M&A and Investment Activity Subdued in 2024
According to a recently released KPMG report, the number of active firms in Australia’s blockchain and cryptocurrency sector dropped from 85 to 74. This translates to a year-over-year decrease of 14%, the highest of any fintech subsector reviewed. However, despite this, the subsector is still composed of high-profile players like Independent Reserve, Swyftx, and Coinspot.
As noted in the report, the decline in the number of active firms in the blockchain and crypto sector is a microcosm of what happened to the broader financial sector in 2024. During this period, mergers and acquisitions (M&A) and investment activity in the financial sector were subdued, with deal flow and capital spending predominantly being capability-driven. Further, M&A activity was mostly concentrated on a smaller number of larger deals.

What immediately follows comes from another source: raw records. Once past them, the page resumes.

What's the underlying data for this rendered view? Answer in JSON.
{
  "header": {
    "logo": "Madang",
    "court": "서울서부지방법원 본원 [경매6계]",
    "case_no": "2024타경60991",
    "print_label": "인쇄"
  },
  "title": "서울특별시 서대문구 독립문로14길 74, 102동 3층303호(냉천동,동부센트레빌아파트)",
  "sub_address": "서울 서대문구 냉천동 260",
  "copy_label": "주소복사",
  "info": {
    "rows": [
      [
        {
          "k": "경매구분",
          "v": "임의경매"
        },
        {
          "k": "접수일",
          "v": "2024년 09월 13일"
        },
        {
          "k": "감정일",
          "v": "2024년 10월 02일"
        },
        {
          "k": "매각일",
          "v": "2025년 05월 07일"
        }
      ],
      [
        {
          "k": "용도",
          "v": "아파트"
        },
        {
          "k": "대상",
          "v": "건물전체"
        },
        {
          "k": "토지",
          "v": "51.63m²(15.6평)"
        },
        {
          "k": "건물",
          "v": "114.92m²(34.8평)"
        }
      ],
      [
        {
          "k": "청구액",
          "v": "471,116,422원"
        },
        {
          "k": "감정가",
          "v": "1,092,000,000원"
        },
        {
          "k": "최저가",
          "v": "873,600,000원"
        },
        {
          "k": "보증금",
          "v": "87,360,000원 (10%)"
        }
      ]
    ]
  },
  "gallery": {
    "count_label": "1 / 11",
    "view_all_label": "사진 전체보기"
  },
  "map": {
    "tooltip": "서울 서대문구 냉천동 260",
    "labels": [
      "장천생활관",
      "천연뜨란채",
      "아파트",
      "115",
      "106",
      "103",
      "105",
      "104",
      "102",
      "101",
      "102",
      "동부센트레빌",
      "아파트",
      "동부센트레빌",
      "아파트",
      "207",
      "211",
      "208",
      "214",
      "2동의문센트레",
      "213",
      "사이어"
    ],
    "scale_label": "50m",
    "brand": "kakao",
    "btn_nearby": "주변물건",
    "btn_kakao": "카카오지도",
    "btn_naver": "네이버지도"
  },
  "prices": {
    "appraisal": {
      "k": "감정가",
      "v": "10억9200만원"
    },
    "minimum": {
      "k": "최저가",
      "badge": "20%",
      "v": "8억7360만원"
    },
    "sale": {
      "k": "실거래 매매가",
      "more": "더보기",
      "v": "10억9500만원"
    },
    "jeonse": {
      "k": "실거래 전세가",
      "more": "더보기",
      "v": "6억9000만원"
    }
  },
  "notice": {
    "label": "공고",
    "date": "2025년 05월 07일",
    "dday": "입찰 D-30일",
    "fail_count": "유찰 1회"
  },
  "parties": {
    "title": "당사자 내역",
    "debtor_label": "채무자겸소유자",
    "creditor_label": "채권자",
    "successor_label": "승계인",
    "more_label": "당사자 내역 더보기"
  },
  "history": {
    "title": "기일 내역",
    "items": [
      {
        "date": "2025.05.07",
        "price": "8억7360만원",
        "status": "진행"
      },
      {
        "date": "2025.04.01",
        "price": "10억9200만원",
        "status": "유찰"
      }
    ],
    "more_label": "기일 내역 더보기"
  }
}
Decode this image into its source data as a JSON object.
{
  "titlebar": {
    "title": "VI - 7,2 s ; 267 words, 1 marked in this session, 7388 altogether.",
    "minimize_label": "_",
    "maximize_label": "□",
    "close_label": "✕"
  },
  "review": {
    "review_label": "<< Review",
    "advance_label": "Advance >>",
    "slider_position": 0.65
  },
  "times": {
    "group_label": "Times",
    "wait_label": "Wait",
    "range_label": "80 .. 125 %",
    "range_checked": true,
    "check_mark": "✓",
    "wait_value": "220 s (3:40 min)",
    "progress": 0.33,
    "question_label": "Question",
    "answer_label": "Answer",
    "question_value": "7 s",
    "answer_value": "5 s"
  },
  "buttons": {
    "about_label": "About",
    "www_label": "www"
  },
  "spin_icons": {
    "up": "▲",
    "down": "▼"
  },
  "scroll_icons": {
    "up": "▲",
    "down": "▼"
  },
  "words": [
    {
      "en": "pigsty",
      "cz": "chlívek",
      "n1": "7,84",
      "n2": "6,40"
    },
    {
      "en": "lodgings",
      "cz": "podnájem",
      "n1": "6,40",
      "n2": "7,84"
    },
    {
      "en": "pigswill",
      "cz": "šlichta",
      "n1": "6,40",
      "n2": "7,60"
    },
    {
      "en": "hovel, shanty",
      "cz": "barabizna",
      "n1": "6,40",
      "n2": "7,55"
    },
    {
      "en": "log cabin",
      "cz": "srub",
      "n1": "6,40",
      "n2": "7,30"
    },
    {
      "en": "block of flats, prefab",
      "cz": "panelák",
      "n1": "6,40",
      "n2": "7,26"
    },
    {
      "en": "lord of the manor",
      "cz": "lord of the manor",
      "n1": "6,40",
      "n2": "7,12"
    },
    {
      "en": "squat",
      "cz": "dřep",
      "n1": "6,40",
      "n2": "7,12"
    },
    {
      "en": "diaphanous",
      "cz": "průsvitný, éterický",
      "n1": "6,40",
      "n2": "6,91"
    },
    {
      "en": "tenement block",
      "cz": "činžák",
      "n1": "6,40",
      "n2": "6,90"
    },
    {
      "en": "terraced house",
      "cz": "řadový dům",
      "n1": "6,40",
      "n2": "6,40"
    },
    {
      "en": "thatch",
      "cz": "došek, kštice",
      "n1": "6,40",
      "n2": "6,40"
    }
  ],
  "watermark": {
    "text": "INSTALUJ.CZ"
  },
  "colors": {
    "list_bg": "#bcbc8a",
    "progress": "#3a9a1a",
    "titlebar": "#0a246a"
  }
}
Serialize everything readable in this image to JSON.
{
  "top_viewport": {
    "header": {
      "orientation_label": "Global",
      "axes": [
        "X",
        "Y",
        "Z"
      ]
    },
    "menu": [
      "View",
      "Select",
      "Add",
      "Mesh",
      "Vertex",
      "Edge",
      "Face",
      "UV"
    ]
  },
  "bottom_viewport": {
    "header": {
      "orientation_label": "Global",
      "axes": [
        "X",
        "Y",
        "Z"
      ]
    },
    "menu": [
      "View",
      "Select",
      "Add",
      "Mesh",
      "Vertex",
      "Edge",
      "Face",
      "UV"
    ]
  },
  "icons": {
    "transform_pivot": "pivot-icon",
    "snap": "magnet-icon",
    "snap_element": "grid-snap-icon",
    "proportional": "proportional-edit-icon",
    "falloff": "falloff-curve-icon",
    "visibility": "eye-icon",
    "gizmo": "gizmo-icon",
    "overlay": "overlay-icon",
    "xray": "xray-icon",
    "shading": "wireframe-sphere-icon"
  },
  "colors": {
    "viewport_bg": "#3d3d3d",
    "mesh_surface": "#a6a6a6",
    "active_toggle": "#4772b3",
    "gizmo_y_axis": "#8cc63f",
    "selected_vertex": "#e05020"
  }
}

Regarding the likely reason for the drop in the number of active firms in the blockchain and crypto sector, the report states:
Globally, this year the spotlight shifted from blockchain technology to AI, with investors deploying capital in the ever increasingly important AI space to convert their business into a forward-looking and AI-capable one. However, after a few significant and adverse events for the sector in previous years, this year the SEC approval of the Bitcoin ETF could act as the positive catalyst the blockchain space needs.
The KPMG report suggested that rate cuts by central banks may free up capital that could potentially be deployed in the blockchain and crypto sectors.
Meanwhile, the payments subsector of Australia’s fintech industry is rated the most mature, with over 150 active firms headquartered in the country. During 2024, this sector saw investments from both local and foreign investors. However, there is an expectation that new regulations will be introduced to provide a clear framework and level playing field for operators.
Regtech, Australia’s third-largest fintech subsector, saw a rise in investment, with risk and compliance factors driving demand for these providers. According to the report, the constantly evolving regulatory frameworks, together with complex reporting requirements, will likely fuel interest and investment in this space for the foreseeable future.